Educational institutions at all levels need to quit wasting their time teaching fraudulent flimflam like diversity and promote the vital importance of geography to their students and faculty.  Contemporary technology makes it possible to present geography in a variety of exciting and informative ways.  Any reasonably intelligent man or woman should be able to identify where they live on a map, be able to tell how to get from their home to work or other significant locations without using a computer, and be able to understand how weather affects their local geographic areas and international geographic areas as the tragic typhoon which recently struck the  Philippines demonstrates.  When we hear that the mayor of Toronto, Ontario, Canada is in legal and political trouble for smoking crack we should know exactly where Toronto is located geographically in relationship to our own home and understand that, since this is Canada’s largest city, it would be like New York City Mayor Michael Bloomberg getting in political and legal trouble for the same offense.  We need to become familiar with the locations of geopolitical crisis regions like the Gulf of Aden, Malacca Strait, Taiwan Strait,  38th parallel in Korea, the South China Sea, and Arctic Ocean.

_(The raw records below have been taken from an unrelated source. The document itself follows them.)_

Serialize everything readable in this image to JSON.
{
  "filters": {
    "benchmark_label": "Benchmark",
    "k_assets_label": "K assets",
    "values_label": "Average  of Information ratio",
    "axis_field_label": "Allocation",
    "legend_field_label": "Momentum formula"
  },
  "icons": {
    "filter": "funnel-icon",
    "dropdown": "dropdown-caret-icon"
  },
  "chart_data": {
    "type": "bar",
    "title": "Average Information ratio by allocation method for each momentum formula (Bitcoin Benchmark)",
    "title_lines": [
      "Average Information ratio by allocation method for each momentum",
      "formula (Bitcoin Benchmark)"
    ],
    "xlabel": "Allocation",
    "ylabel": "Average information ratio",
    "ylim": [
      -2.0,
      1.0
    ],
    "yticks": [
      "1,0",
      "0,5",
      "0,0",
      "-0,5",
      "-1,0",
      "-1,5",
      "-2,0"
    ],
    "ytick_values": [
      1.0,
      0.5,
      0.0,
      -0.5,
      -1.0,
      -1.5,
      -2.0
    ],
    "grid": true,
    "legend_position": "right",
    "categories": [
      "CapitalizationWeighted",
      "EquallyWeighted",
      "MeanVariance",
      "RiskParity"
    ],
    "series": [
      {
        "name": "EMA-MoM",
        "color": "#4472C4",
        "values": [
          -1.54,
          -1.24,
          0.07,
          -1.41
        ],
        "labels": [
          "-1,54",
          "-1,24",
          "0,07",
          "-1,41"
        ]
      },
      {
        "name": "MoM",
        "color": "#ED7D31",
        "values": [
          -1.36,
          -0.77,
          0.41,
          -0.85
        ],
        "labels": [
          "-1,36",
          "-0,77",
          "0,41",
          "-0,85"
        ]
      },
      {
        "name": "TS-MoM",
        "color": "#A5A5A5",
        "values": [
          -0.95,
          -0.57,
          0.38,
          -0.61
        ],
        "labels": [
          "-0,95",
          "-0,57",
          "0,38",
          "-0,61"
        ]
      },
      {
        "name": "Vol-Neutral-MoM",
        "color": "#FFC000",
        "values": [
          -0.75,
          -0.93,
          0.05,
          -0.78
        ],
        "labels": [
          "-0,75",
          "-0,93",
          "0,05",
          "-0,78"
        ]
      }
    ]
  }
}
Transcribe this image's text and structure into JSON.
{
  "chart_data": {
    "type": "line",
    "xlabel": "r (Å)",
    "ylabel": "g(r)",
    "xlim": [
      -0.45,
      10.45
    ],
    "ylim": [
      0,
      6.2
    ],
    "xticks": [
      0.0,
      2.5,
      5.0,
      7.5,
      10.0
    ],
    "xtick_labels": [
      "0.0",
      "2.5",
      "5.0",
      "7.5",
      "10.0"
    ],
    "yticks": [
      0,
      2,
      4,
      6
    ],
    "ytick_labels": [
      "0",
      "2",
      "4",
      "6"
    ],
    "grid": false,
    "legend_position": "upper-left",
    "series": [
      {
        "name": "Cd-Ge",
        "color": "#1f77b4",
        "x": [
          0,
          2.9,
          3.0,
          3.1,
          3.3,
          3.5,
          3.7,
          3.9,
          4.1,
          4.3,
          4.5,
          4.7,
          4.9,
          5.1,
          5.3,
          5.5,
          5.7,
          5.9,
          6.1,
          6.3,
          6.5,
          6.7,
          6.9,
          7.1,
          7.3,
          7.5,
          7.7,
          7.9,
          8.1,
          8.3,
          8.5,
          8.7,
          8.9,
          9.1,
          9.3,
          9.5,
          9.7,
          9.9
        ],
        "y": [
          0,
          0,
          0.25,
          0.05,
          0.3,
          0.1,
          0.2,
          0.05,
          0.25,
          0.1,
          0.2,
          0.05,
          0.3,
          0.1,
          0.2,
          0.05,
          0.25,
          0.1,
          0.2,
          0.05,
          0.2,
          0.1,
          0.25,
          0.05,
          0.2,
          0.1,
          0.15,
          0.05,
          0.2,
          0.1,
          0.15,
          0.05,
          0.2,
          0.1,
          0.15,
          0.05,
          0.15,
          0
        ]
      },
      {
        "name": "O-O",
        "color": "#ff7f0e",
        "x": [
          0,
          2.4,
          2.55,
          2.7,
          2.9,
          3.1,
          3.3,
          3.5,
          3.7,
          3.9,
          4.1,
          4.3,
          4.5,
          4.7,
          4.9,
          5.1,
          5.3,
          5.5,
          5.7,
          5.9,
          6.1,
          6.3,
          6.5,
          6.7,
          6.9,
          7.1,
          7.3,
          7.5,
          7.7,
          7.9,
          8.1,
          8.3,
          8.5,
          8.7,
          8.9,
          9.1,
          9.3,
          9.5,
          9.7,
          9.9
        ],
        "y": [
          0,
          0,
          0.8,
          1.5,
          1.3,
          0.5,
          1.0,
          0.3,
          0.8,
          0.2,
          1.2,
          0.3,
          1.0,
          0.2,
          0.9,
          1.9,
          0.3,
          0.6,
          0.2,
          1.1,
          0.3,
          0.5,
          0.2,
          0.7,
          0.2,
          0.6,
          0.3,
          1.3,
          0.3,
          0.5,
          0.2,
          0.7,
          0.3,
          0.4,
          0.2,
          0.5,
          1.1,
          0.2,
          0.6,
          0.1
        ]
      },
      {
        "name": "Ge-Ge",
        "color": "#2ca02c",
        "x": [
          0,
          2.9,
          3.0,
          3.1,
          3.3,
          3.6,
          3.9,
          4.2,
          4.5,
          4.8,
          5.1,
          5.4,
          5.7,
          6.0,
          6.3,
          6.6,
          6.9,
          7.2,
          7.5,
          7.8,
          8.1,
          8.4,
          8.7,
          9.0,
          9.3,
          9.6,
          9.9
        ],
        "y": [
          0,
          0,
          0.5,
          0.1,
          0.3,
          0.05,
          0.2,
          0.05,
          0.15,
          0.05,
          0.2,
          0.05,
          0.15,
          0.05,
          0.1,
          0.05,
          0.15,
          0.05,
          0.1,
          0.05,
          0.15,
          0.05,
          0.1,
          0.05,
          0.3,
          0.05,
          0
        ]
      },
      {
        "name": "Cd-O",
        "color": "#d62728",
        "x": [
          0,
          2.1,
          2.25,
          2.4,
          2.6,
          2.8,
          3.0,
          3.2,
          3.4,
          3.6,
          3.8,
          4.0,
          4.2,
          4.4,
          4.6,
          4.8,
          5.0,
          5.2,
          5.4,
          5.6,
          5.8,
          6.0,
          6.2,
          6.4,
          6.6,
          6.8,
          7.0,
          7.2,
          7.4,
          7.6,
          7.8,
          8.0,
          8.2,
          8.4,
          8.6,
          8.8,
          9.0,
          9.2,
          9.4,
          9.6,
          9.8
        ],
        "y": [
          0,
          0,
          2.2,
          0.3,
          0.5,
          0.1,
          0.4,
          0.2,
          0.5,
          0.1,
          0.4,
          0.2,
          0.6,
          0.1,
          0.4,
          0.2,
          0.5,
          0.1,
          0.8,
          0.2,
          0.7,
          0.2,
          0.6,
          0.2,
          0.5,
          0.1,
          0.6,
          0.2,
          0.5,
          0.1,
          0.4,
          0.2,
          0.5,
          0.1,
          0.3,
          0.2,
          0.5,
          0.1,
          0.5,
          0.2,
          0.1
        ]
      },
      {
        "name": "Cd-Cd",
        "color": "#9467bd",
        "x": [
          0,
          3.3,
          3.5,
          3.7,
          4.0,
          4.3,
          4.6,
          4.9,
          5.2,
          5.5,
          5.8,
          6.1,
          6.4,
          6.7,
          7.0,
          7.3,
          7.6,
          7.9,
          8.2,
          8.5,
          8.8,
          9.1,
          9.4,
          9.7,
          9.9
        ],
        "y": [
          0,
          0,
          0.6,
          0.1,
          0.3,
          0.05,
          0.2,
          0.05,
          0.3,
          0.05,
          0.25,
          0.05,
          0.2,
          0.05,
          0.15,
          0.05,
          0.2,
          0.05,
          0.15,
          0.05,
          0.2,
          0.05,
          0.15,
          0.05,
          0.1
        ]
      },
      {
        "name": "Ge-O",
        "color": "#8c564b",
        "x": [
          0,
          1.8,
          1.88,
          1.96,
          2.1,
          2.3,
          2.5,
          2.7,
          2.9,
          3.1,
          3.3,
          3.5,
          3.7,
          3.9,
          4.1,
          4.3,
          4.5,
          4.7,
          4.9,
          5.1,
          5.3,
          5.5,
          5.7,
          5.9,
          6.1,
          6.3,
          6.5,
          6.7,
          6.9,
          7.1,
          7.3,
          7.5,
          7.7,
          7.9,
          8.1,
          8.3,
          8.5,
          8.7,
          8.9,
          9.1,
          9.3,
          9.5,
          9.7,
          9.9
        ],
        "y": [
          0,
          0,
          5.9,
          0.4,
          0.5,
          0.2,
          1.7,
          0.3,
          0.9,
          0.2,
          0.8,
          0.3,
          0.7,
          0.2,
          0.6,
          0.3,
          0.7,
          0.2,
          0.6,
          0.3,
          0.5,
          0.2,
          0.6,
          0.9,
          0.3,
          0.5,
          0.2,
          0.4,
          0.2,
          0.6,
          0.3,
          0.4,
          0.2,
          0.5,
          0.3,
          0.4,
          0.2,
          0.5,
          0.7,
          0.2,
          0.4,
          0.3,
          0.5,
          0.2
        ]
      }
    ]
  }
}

We may want to hide behind our social networks and personal computing devices and think we can ignore geography.  However, geography does not ignore us and we are exposed to it every time we leave the comfort of our houses and local residences and venture out into the broader world.  Geography must be understood as a concrete and continually evolving reality and not  interpreted through the distorted ideological lenses of leftist imaginations racked by the delusions of racism, sexism, patriarchalism, homosexual romanticism, imperialism, secularism, structural inequality, critical studies, and other residues of diseased hearts and minds.